Event — Straight from my web page, an announcement of my November 5 event.
The Power of F Words
Plainfield Area Public Library
Plainfield IL
Nov. 5, 2022, 1:30 p.m.
Barbara Gregorich will present a program on the power and importance of those words which have been in our language the longest: words of Anglo-Saxon origin. Whether they begin with F (as they do in her YA novel, The F Words), or W, or T, or any other letter of the alphabet, words that come from Old English are fundamental to our daily lives. This program will appeal to both adults and teens — to anybody fascinated by language, history, and the creative writing process.
This presentation is part of the Plainfield Area Public Library's celebration of NaNoWriMo (National Novel Writing Month). On November 5 the library will host a day-long event. Barbara and other authors will be available for book signings and discussion.
Novels of Patrick O'Brian — Hard to believe, but I am halfway through the POB canon. (Fans of the novels abbreviate Patrick O'Brian's name to POB.) There are twenty books in the series and I've read and thoroughly enjoyed ten of them. If I didn't belong to a discussion group I would race ahead and read the remaining ten right away. But then they wouldn't be fresh in my mind for the monthly analysis. And, really, I suspect I enjoy the books more this way — doling them out like luscious desserts, to be indulged in only once a month.
The tenth book in the series is titled The Far Side of the World, and in it Jack Aubrey and Stephen Maturin sail around Cape Horn and into the Pacific, where an American ship has been sent to attack British whaling ships. (This is during the War of 1812, as Americans called it.) As the novel starts, Jack spends a lot of time talking to a man who knows all about whaling in the Pacific. In fact, POB spends so many pages on whales and whaling that I thought: Aha! Foreshadowing! A whale will attack the boat!
I assumed this not only because of the number of pages POB spent on the subject, and not only because as a reader and especially as a writer I am very aware of literary devices such as foreshadowing and aware of story structure — but also because, in the previous nine novels, POB seems to have introduced every possible at-sea disaster, one or two or three per novel. And a ship being stove by a whale is a possible at-sea disaster, as exemplified by the real-life Essex and by the fictional Moby Dick.
But this was not to be. False prediction on my part. Instead, a very different kind of disaster-at-sea awaited the characters. And I absolutely loved the story.

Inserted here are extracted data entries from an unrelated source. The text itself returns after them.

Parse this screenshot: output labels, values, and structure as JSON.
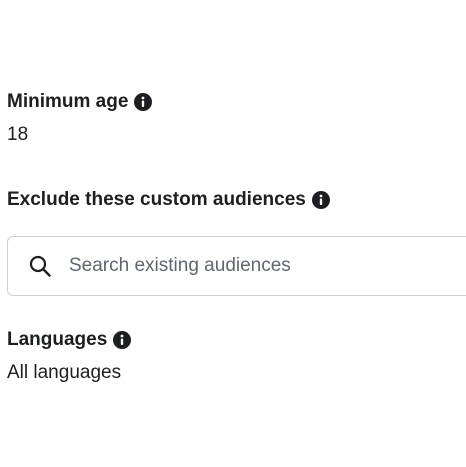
{
  "minimum_age": {
    "label": "Minimum age",
    "value": "18",
    "info_icon": "info-icon"
  },
  "exclude_audiences": {
    "label": "Exclude these custom audiences",
    "info_icon": "info-icon",
    "search": {
      "placeholder": "Search existing audiences",
      "value": "",
      "icon": "search-icon"
    }
  },
  "languages": {
    "label": "Languages",
    "value": "All languages",
    "info_icon": "info-icon"
  },
  "colors": {
    "text": "#1c1e21",
    "placeholder": "#606770",
    "border": "#ccd0d5",
    "icon": "#1c1e21"
  }
}
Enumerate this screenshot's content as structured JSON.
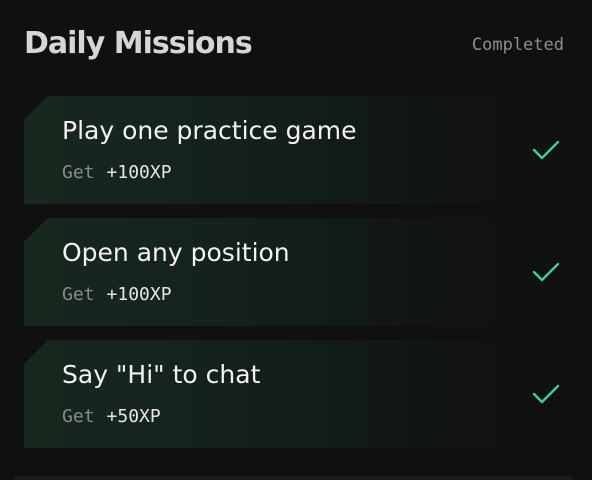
{
  "header": {
    "title": "Daily Missions",
    "status": "Completed"
  },
  "missions": [
    {
      "title": "Play one practice game",
      "reward_label": "Get",
      "reward_value": "+100XP",
      "completed": true
    },
    {
      "title": "Open any position",
      "reward_label": "Get",
      "reward_value": "+100XP",
      "completed": true
    },
    {
      "title": "Say \"Hi\" to chat",
      "reward_label": "Get",
      "reward_value": "+50XP",
      "completed": true
    }
  ],
  "colors": {
    "background": "#101012",
    "card_accent": "#17281f",
    "check": "#3ecf8e",
    "title_text": "#d6d6d6",
    "muted_text": "#8e8e93"
  },
  "icons": {
    "check": "checkmark-icon"
  }
}
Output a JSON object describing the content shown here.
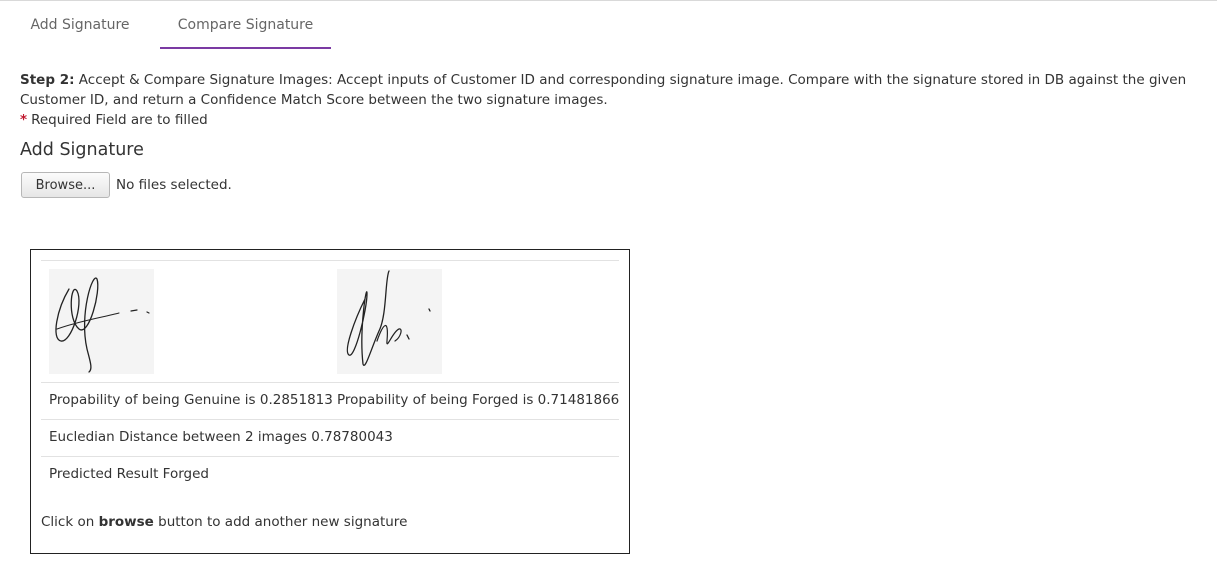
{
  "tabs": [
    {
      "label": "Add Signature",
      "active": false
    },
    {
      "label": "Compare Signature",
      "active": true
    }
  ],
  "accent_color": "#7b3aa3",
  "step": {
    "label": "Step 2:",
    "text": "Accept & Compare Signature Images: Accept inputs of Customer ID and corresponding signature image. Compare with the signature stored in DB against the given Customer ID, and return a Confidence Match Score between the two signature images."
  },
  "required_note": {
    "star": "*",
    "text": "Required Field are to filled"
  },
  "add_signature": {
    "title": "Add Signature",
    "browse_label": "Browse...",
    "file_status": "No files selected."
  },
  "result": {
    "images": [
      {
        "icon": "signature-image-reference"
      },
      {
        "icon": "signature-image-uploaded"
      }
    ],
    "genuine_text": "Propability of being Genuine is 0.2851813",
    "forged_text": "Propability of being Forged is 0.71481866",
    "distance_text": "Eucledian Distance between 2 images 0.78780043",
    "prediction_text": "Predicted Result Forged",
    "footer": {
      "pre": "Click on ",
      "bold": "browse",
      "post": " button to add another new signature"
    }
  }
}
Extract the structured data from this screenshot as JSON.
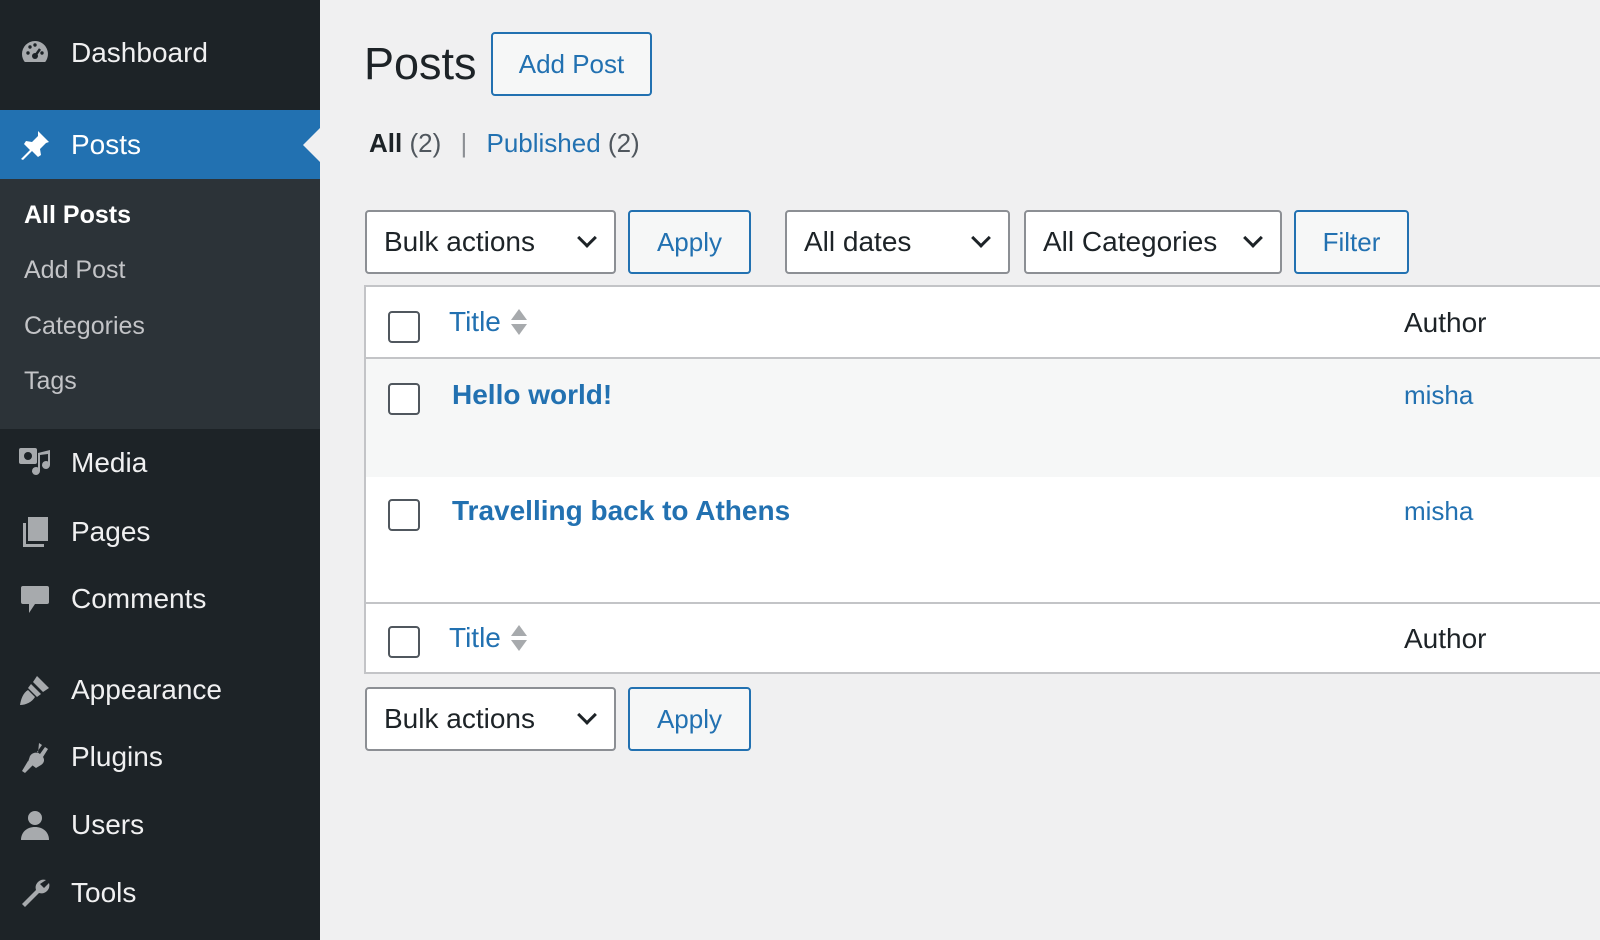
{
  "sidebar": {
    "menu": [
      {
        "label": "Dashboard",
        "icon": "dashboard-icon"
      },
      {
        "label": "Posts",
        "icon": "pin-icon"
      },
      {
        "label": "Media",
        "icon": "media-icon"
      },
      {
        "label": "Pages",
        "icon": "pages-icon"
      },
      {
        "label": "Comments",
        "icon": "comment-icon"
      },
      {
        "label": "Appearance",
        "icon": "paintbrush-icon"
      },
      {
        "label": "Plugins",
        "icon": "plugin-icon"
      },
      {
        "label": "Users",
        "icon": "user-icon"
      },
      {
        "label": "Tools",
        "icon": "wrench-icon"
      }
    ],
    "submenu": [
      "All Posts",
      "Add Post",
      "Categories",
      "Tags"
    ]
  },
  "page": {
    "title": "Posts",
    "add_button": "Add Post"
  },
  "views": {
    "all_label": "All",
    "all_count": "(2)",
    "separator": "|",
    "published_label": "Published",
    "published_count": "(2)"
  },
  "filters": {
    "bulk_actions": "Bulk actions",
    "apply": "Apply",
    "dates": "All dates",
    "categories": "All Categories",
    "filter_button": "Filter"
  },
  "table": {
    "columns": {
      "title": "Title",
      "author": "Author"
    },
    "rows": [
      {
        "title": "Hello world!",
        "author": "misha"
      },
      {
        "title": "Travelling back to Athens",
        "author": "misha"
      }
    ]
  },
  "colors": {
    "sidebar_bg": "#1d2327",
    "accent": "#2271b1",
    "page_bg": "#f0f0f1"
  }
}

Which goes to show that a reader can be delighted when a book does go as she anticipates — and perhaps even more delighted when the book doesn't.
Long Live the Power! — My October 15 blog is a very short explanation of what I'll be talking about at that November 5 Plainfield Public Library gig. I'll be writing a much longer blog about this same subject in a month or two, after the event has taken place.